Sunday, December 23, 2007

2+2 Plagiarism Hubbub Gathers Steam

What happens when a major poker publisher discovers that one of its longest-running titles contains a brief passage that seems to have been lifted in its entirety from another early poker treatise? Though the long-ago incident seems to have been done in all innocence, with no ill will or intent involved -- and I truly and sincerely believe that -- it doesn't make certain actions connected with the recent discovery of the accidental plagiarism any easier to accept.

But I digress.

Here's what happened, in case you missed it, and thanks to a prominent reader for the tip. Apparently, in David Sklansky and Mason Malmuth's first seven-card stud book, Seven Card Stud for Advanced Players, there was an example borrowed something like word-for-word from an earlier example by the Chip Reese and Doyle Brunson in the original Super/System book. Here's how one poster put it:

Originally Posted by Bama Gambler
plagiarism? looks like it to me.

From Page 151 where they discuss the play in 7CS where you raise for a free card on 4th where if the card on 5th improves your hand means you will act first. From SS1:

" Suppose you have 10s Js up and the 10c - Qs in the hole. Your opponent started with a King-up and caught a Baby on Fourth St. Now, if you catch a King or an Ace, you'll be high but it won't wreck your play because you'll have a chance to make a straight."

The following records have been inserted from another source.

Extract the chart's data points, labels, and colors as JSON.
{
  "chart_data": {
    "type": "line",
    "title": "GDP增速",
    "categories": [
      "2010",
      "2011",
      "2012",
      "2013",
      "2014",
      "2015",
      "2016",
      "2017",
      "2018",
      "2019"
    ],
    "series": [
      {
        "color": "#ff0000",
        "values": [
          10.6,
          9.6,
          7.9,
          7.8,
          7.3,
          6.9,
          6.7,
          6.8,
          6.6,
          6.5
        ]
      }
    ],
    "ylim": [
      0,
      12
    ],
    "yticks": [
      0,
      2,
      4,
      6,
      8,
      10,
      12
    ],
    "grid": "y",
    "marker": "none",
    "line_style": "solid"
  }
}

On Page 119 from 7CS4AP published more than 10 years later:

"Another example. You have [ shows pic of (Tc Qs) Ts Js ] and your opponent started with a king up and caught a baby on fourth street. Raise if he bets. Notice that if you catch an ace or a king, you have improved your hand since you now have straight potential"

The immediate response from Malmuth? It read as follows:

Plagerism is a very serious accusation that we don't take to kindly to. SCSFAP was written completely from scratch and we did not look at any other material. If there is an example that is similar this is the first I have known about it.

Also, both versions of this book, the original and the expanded include numerous ideas and concepts that never appeared in print before.

Enjoy your vaction.


The last line, "Enjoy your vaction" [sic] was a reference to the fact that Malmuth banned several of the posters making the accusations, and even, according to other posts, deleted a couple of the threads discussing the matter. 'BamaGambler' was in fact banned for making the post; whether permanently or temporarily is not at all the point.

Is that -any- way at all to act?

Whether or not the cited example was plagiarism isn't even for sure. While the example cited discussed a similar concept as Reese's original and even included the same four specific cards, unlikely coincidences have been known to occur. It could also still be plagiarism --- and yes, that's still the proper word --- of an accidental or subconscious nature, with it being drawn from Malmuth or Sklansky's memories of other texts on the topic.

That part of it is no big deal. It's the deleting of threads and the banning of posters who dared to broach the topic that raises the hackles, and that's why the topic needs mentioning here and elsewhere, outside the 2+2 universe. This is a Generalissimo Franco way of dealing with the accusations, not those of a responsible publisher. Yes, there can be anger and indignation, especially if the one being accused believes himself or herself to be innocent. But striking out like this is magnitudes worse than the original offense, if any indeed occurred. Deeming the people making the posts "troublemakers" as a way of justifying banning them (and that also happened) is kind of like the 'LOL' of the week, if you get my drift.

The one thing you're not likely to read, of course, is the words, "I'm sorry," from either Malmuth or Sklansky. What has already been stated by Malmuth is that he immediately got in touch with his copyright attorneys about the passage in question. The reason "I'm sorry" would never appear, then, is obvious: it would reflect a possible admission that something that might or might not be labeled 'plagiarism' had occurred, and that in turn would open up Sklansky and Malmuth to needing to provide compensation to Brunson and Reese's estate for use of the passage. That might amount to something like 1/300th of the net profits for exactly one title in the formidable 2+2 library, which wouldn't be a whole lot, but 2+2 has always been about the dollar signs first and foremost.

Better to ban first and ask questions later, right? The problem with that is that poker players, by and large, are a smart, independent-minded bunch. Incidents elsewhere in the poker world in recent months should clearly illustrate that imperious, strong-armed tactics seldom work in handling a burgeoning situation.

History repeats itself, doesn't it?

As Harlan Ellison once wrote in a famous short story, "It's easy to be smart, later."